The black Scottie with the tragic name tried to lick Mary Halder’s face, but now she pushed him, gently. He got down, stood for a moment looking up at her, seeming to study her, and then continued investigation. He was especially interested in Mrs. North, who required, who got, a thorough smelling.
“Cats, boy,” Pam North said. The black Scottie looked up at her, doubtfully. He barked. “I’m very sorry,” Pam told him, speaking with all seriousness. “But that’s the way it is. Remember—” She broke off and looked at Mary Halder. “Did he come from the shop?” she asked. Brian’s mother nodded. “Then of course you remember,” Pam told the black Scottie. “Cats? That’s what I smell of.”
The Scottie’s gaze into Pam’s face was as grave, as serious, as hers. He barked briefly.
“I knew you would,” Pam said. “I—” she broke off. “Aegisthus?” she said, asking confirmation of Mary Halder; who nodded.
“My husband named him that,” she said. “It’s—oh it’s out of literature, isn’t it? A Greek play, or something? So many of them are—the animals, I mean, at the shop.”
“Oh,” Liza said, before she thought, speaking freely for the first time in, it seemed, many hours. “The little black cat. She was named Electra he—he told me.”
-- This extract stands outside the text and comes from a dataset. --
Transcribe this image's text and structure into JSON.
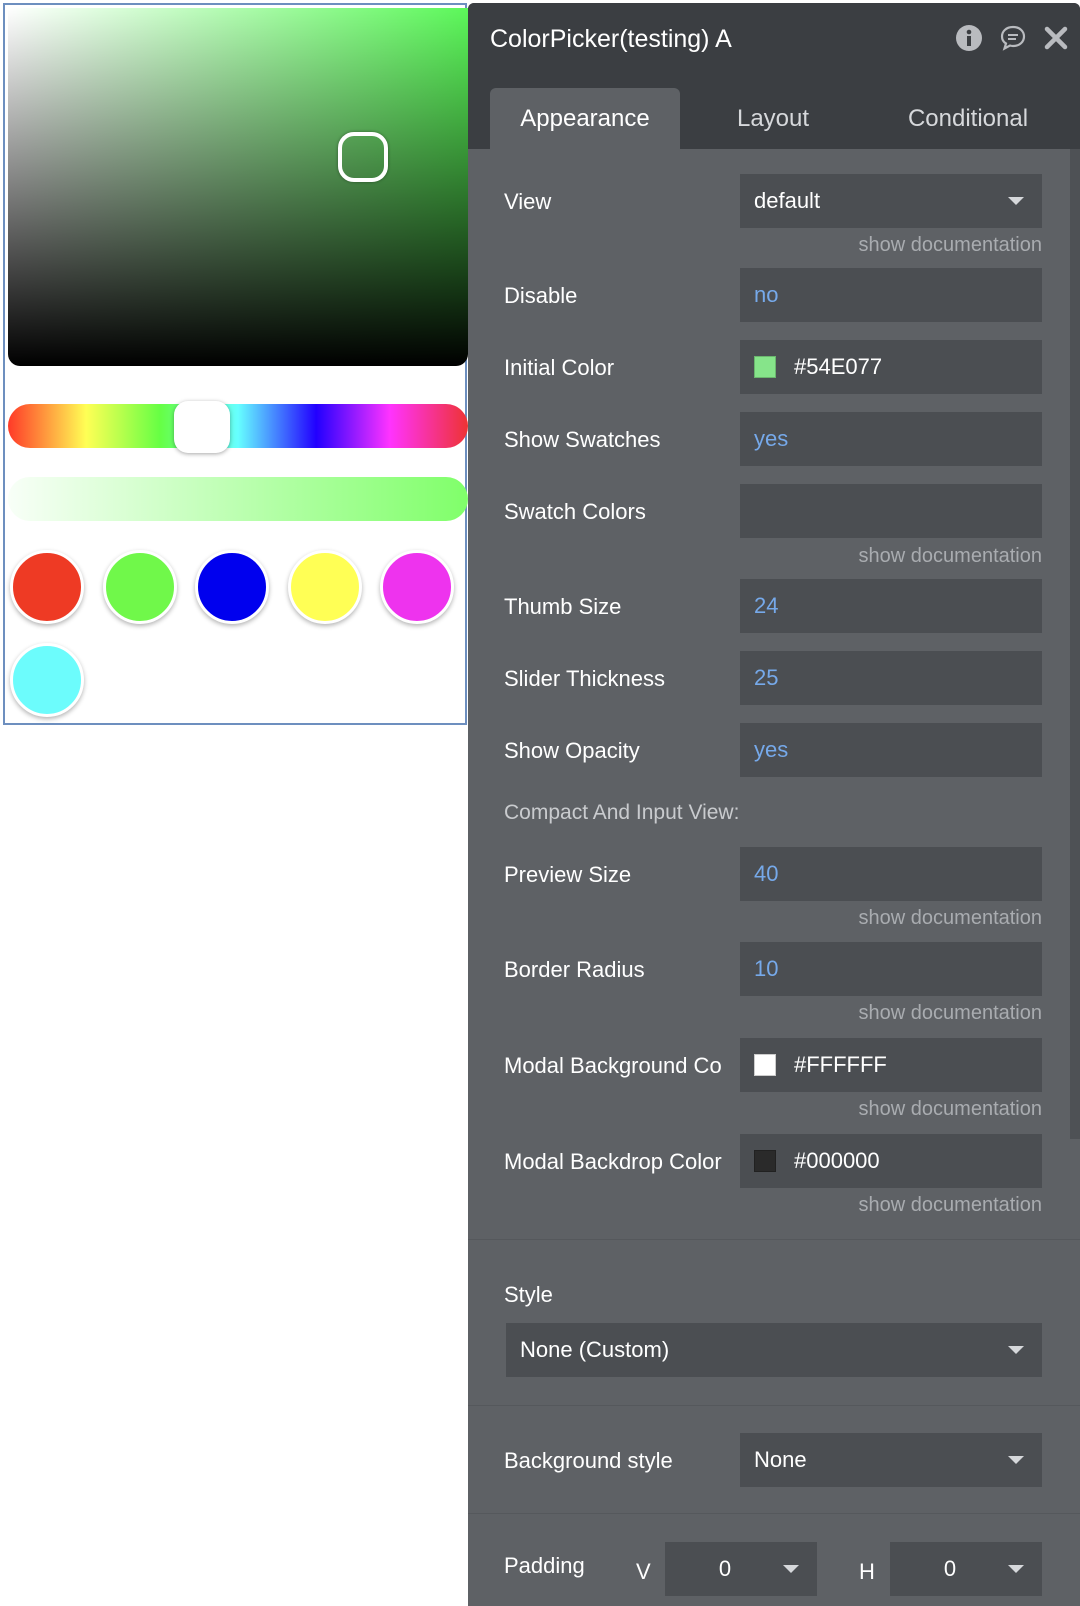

“Poor dear Father,” Barbara Halder said, with detachment, as if her father had been dead for years, rather than hours. “So—fanciful. So—odd.”
“Well,” Pam North said, “our cat’s named Martini. Our chief cat. And Gin and Sherry, the ingredients.” She paused. “Of course,” she said, “I always feel it ought to have been the other way around. I mean, Gin and Sherry first, then Martini. But it wasn’t practical.”
She continued to look at the little Scottie. It was almost, Liza thought, as if Mrs. North had, for the moment, decided to keep their thoughts on the little Scottie.